Aug 28, 2023

Today in History, Aug. 28

Posted Aug 28, 2023 11:28 AM

Today’s Highlight in History:

On Aug. 28, 1963, more than 200,000 people listened as the Rev. Martin Luther King Jr. delivered his “I Have a Dream” speech in front of the Lincoln Memorial in Washington, D.C. 

On this date: 

In 1862, the Second Battle of Bull Run (also known as Second Manassas) began in Prince William County, Virginia, during the Civil War; the result was a Confederate victory.

In 1922, the first-ever radio commercial aired on station WEAF in New York City; the 10-minute advertisement was for the Queensboro Realty Co., which had paid a fee of $100. 

In 1941, Japan’s ambassador to the U.S., Kichisaburo Nomura, presented a note to President Franklin D. Roosevelt from Japan’s prime minister, Prince Fumimaro Konoye, expressing a desire for improved relations. 

In 1955, Emmett Till, a Black teen from Chicago, was abducted from his uncle’s home in Money, Mississippi, by two white men after he had supposedly whistled at a white woman; he was found brutally slain three days later. 

In 1968, police and anti-war demonstrators clashed in the streets of Chicago as the Democratic National Convention nominated Hubert H. Humphrey for president. 

In 1988, 70 people were killed when three Italian stunt planes collided during an air show at the U.S. Air Base in Ramstein (RAHM’-shtyn), West Germany. 

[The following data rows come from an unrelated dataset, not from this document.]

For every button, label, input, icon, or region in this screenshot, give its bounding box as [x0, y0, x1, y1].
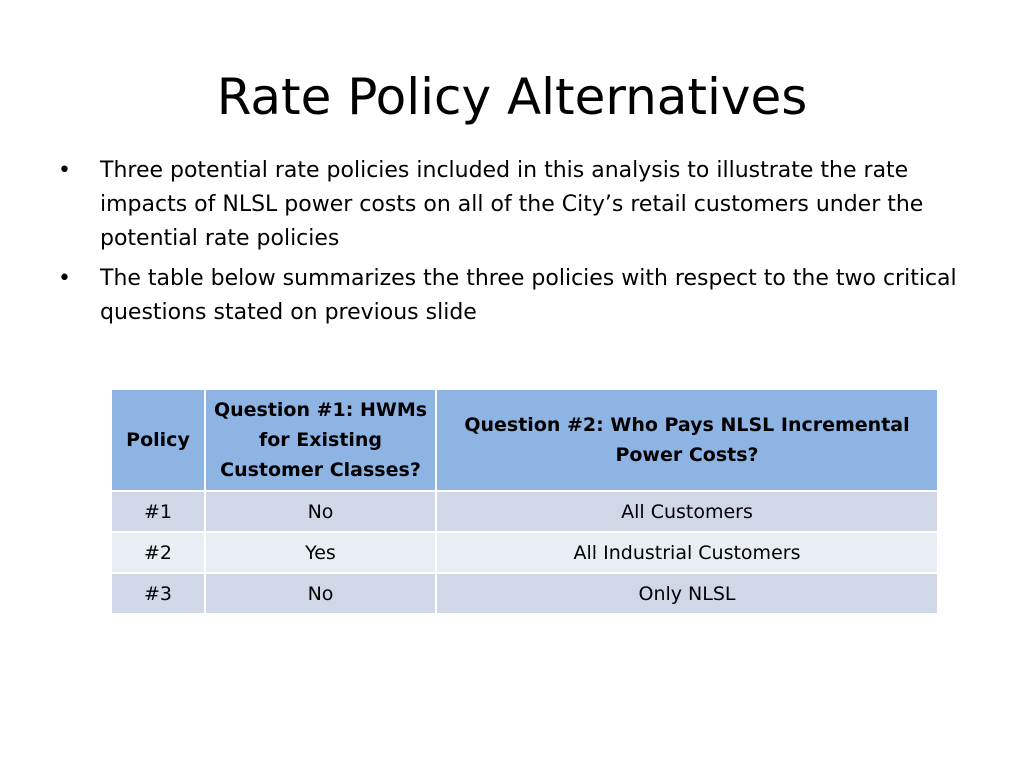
cell-question-1: Yes: [204, 531, 437, 574]
cell-question-1: No: [204, 490, 437, 533]
cell-policy: #3: [110, 572, 206, 615]
table-row: #3 No Only NLSL: [110, 572, 939, 615]
bullet-text: The table below summarizes the three pol…: [100, 266, 957, 325]
cell-question-2: All Customers: [435, 490, 939, 533]
cell-policy: #1: [110, 490, 206, 533]
cell-question-1: No: [204, 572, 437, 615]
bullet-icon: •: [58, 266, 71, 291]
bullet-icon: •: [58, 158, 71, 183]
table-row: #1 No All Customers: [110, 490, 939, 533]
table-row: #2 Yes All Industrial Customers: [110, 531, 939, 574]
table-header-row: Policy Question #1: HWMs for Existing Cu…: [110, 388, 939, 492]
bullet-item: • Three potential rate policies included…: [58, 154, 978, 256]
header-policy: Policy: [110, 388, 206, 492]
cell-question-2: Only NLSL: [435, 572, 939, 615]
cell-question-2: All Industrial Customers: [435, 531, 939, 574]
bullet-list: • Three potential rate policies included…: [58, 154, 978, 336]
header-question-1: Question #1: HWMs for Existing Customer …: [204, 388, 437, 492]
bullet-text: Three potential rate policies included i…: [100, 158, 924, 251]
cell-policy: #2: [110, 531, 206, 574]
slide-title: Rate Policy Alternatives: [216, 68, 808, 126]
header-question-2: Question #2: Who Pays NLSL Incremental P…: [435, 388, 939, 492]
policy-table: Policy Question #1: HWMs for Existing Cu…: [110, 388, 939, 615]
bullet-item: • The table below summarizes the three p…: [58, 262, 978, 330]
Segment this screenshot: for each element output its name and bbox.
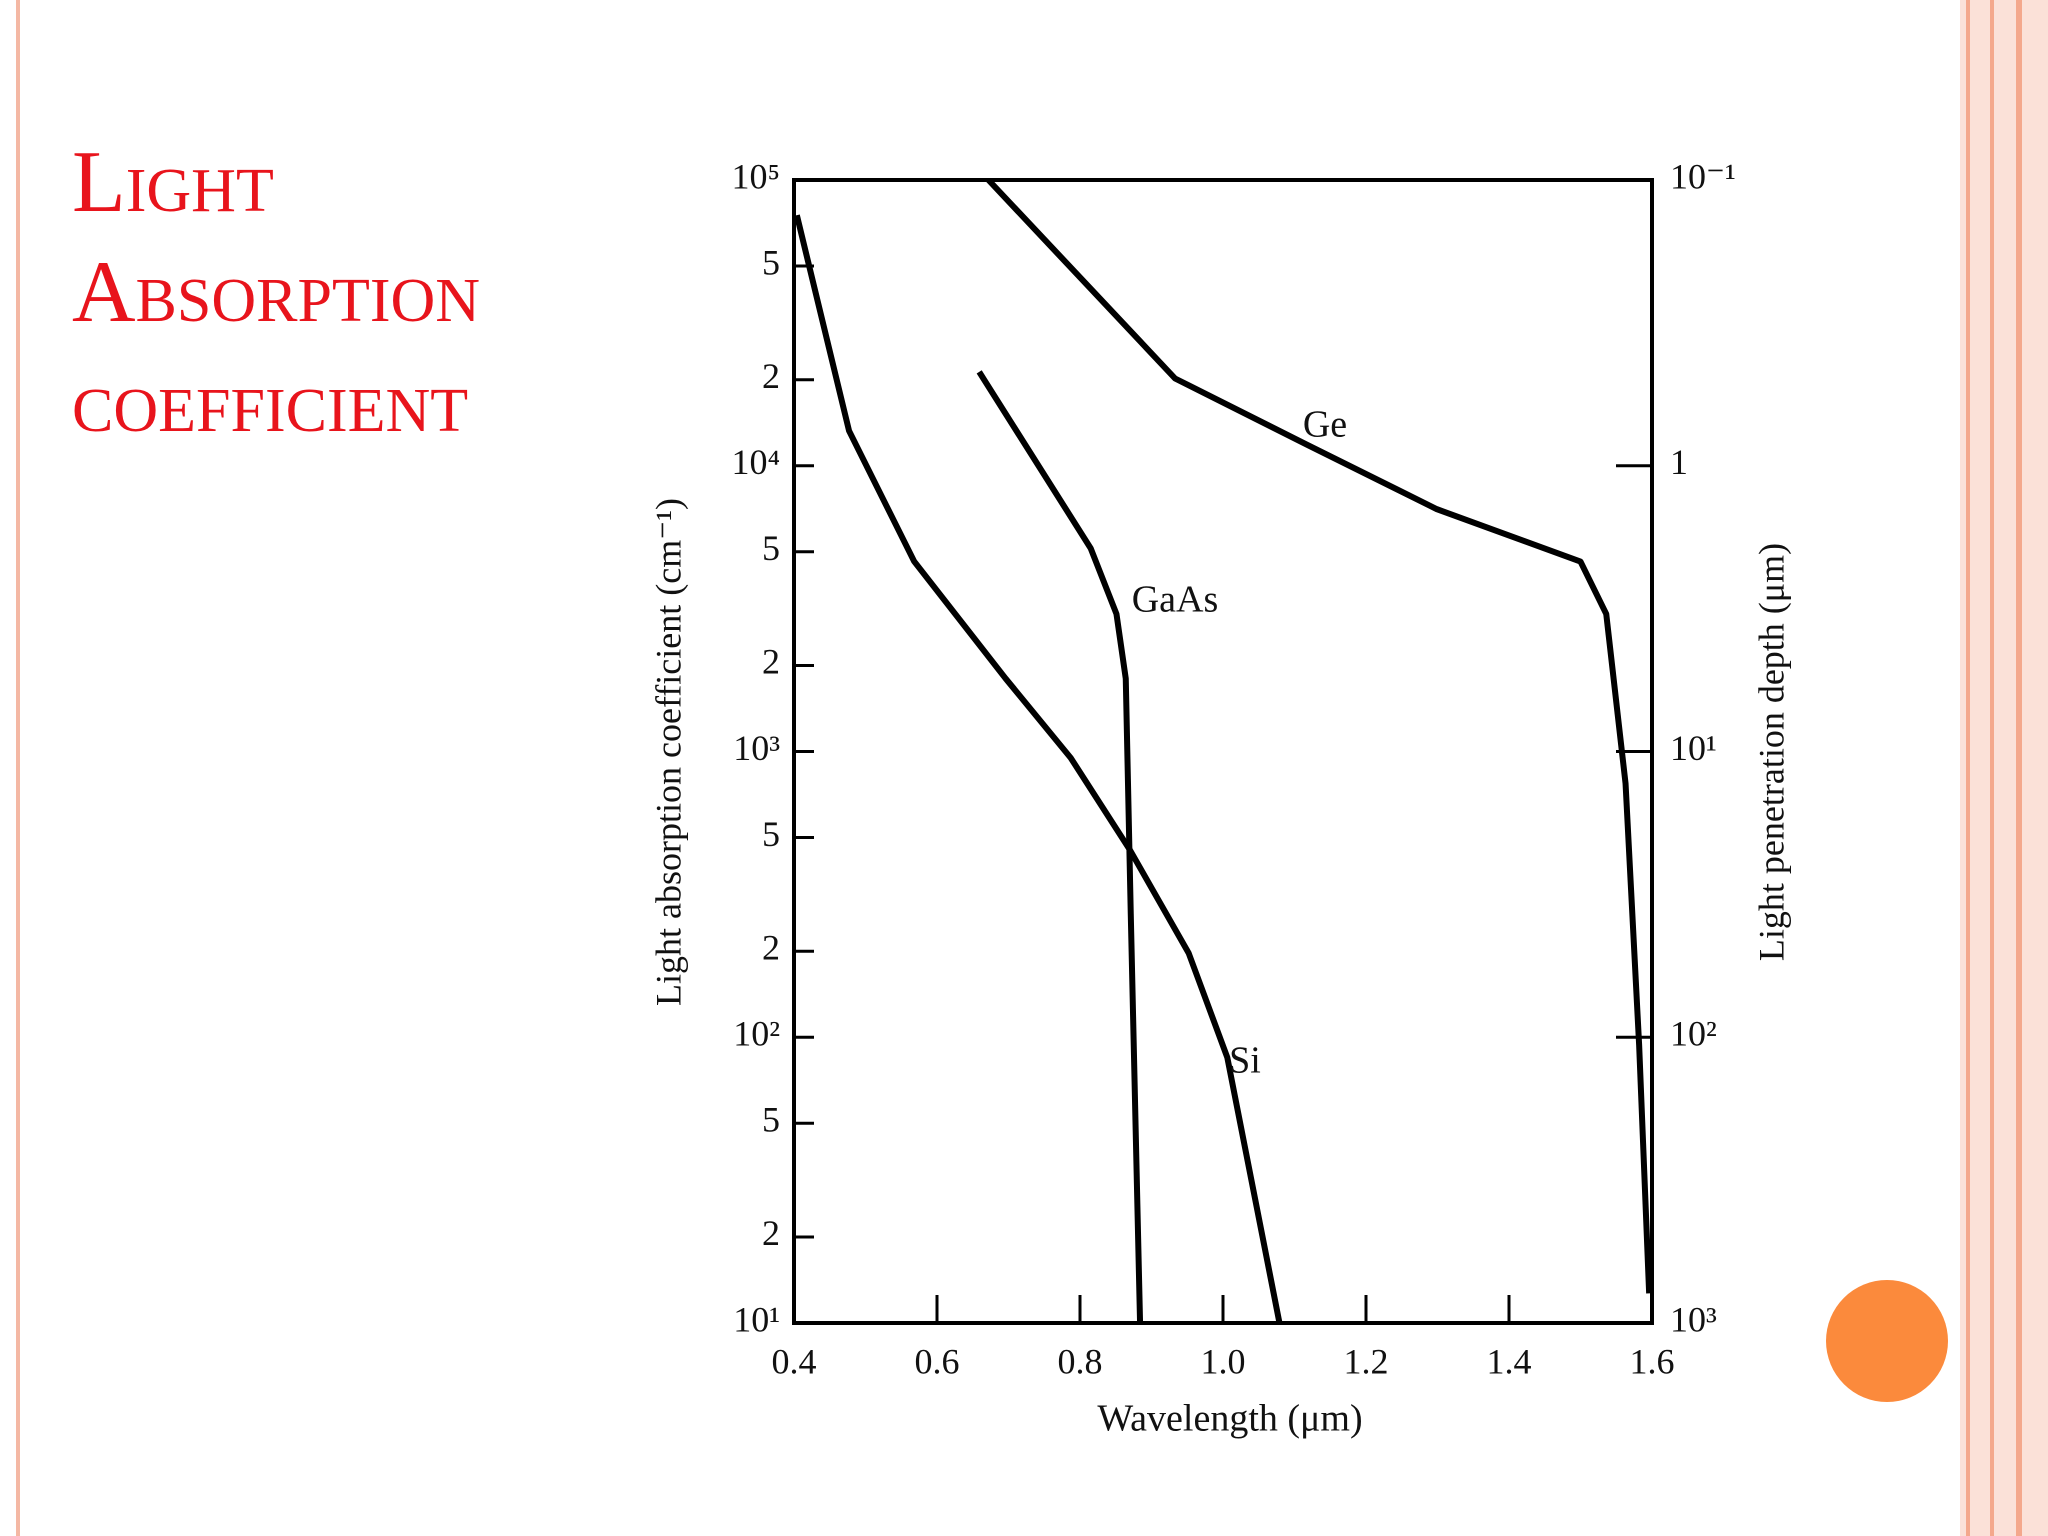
- y-tick-label: 10²: [733, 1014, 780, 1054]
- y2-tick-label: 10³: [1670, 1299, 1717, 1339]
- slide-title: Light Absorption coefficient: [72, 134, 481, 451]
- series-line: [793, 214, 1283, 1324]
- x-axis-label: Wavelength (μm): [1097, 1398, 1362, 1440]
- y-tick-label: 10⁴: [731, 442, 780, 482]
- series-label: GaAs: [1132, 579, 1219, 621]
- right-stripe: [1966, 0, 1970, 1536]
- decor-circle: [1826, 1280, 1948, 1402]
- y-tick-label: 2: [762, 356, 780, 396]
- x-tick-label: 1.6: [1630, 1341, 1675, 1381]
- y-axis-label: Light absorption coefficient (cm⁻¹): [648, 498, 688, 1006]
- y2-tick-label: 10⁻¹: [1670, 156, 1736, 196]
- x-tick-label: 0.4: [772, 1341, 817, 1381]
- y-tick-label: 10⁵: [731, 156, 780, 196]
- y-tick-label: 5: [762, 242, 780, 282]
- left-border: [16, 0, 20, 1536]
- series-line: [976, 370, 1144, 1324]
- y-tick-label: 5: [762, 1100, 780, 1140]
- x-tick-label: 0.6: [915, 1341, 960, 1381]
- y-tick-label: 2: [762, 927, 780, 967]
- x-tick-label: 1.2: [1344, 1341, 1389, 1381]
- y2-tick-label: 1: [1670, 442, 1688, 482]
- y-tick-label: 2: [762, 642, 780, 682]
- y2-tick-label: 10²: [1670, 1014, 1717, 1054]
- y-tick-label: 10¹: [733, 1299, 780, 1339]
- right-stripe: [1990, 0, 1994, 1536]
- y-tick-label: 10³: [733, 728, 780, 768]
- series-label: Ge: [1303, 404, 1347, 446]
- y-tick-label: 5: [762, 528, 780, 568]
- y2-tick-label: 10¹: [1670, 728, 1717, 768]
- x-tick-label: 0.8: [1058, 1341, 1103, 1381]
- plot-frame: [792, 178, 1654, 1325]
- right-band: [1960, 0, 2048, 1536]
- y-tick-label: 2: [762, 1213, 780, 1253]
- series-label: Si: [1229, 1040, 1261, 1082]
- x-tick-label: 1.4: [1487, 1341, 1532, 1381]
- x-tick-label: 1.0: [1201, 1341, 1246, 1381]
- y-tick-label: 5: [762, 814, 780, 854]
- right-stripe: [2016, 0, 2022, 1536]
- y2-axis-label: Light penetration depth (μm): [1751, 543, 1791, 961]
- series-line: [986, 177, 1653, 1294]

In 1996, the troubled 15-year marriage of Britain’s Prince Charles and Princess Diana officially ended with the issuing of a divorce decree. 

In 2005, New Orleans Mayor Ray Nagin (NAY’-gin) ordered everyone in the city to evacuate after Hurricane Katrina grew to a monster storm. 

In 2013, a military jury sentenced Maj. Nidal Hasan to death for the 2009 shooting rampage at Fort Hood that claimed 13 lives. On the 50th anniversary of Martin Luther King Jr.‘s “I Have a Dream” speech at the Lincoln Memorial, President Barack Obama stood on the same steps as he challenged new generations to seize the cause of racial equality. 

In 2016, six scientists completed a yearlong Mars simulation in Hawaii, where they emerged after living in a dome in near isolation on a Mauna Loa mountain. 

In 2018, a white former police officer, Roy Oliver, was convicted of murder for fatally shooting a Black 15-year-old boy, Jordan Edwards, while firing into a car packed with teenagers in suburban Dallas; Oliver was sentenced the following day to 15 years in prison. 

In 2020, Japan’s longest-serving prime minister, Shinzo Abe, said he was stepping down because a chronic illness had resurfaced. (Abe was succeeded by his right-hand man, Yoshihide Suga. Abe was assassinated in July 2022.)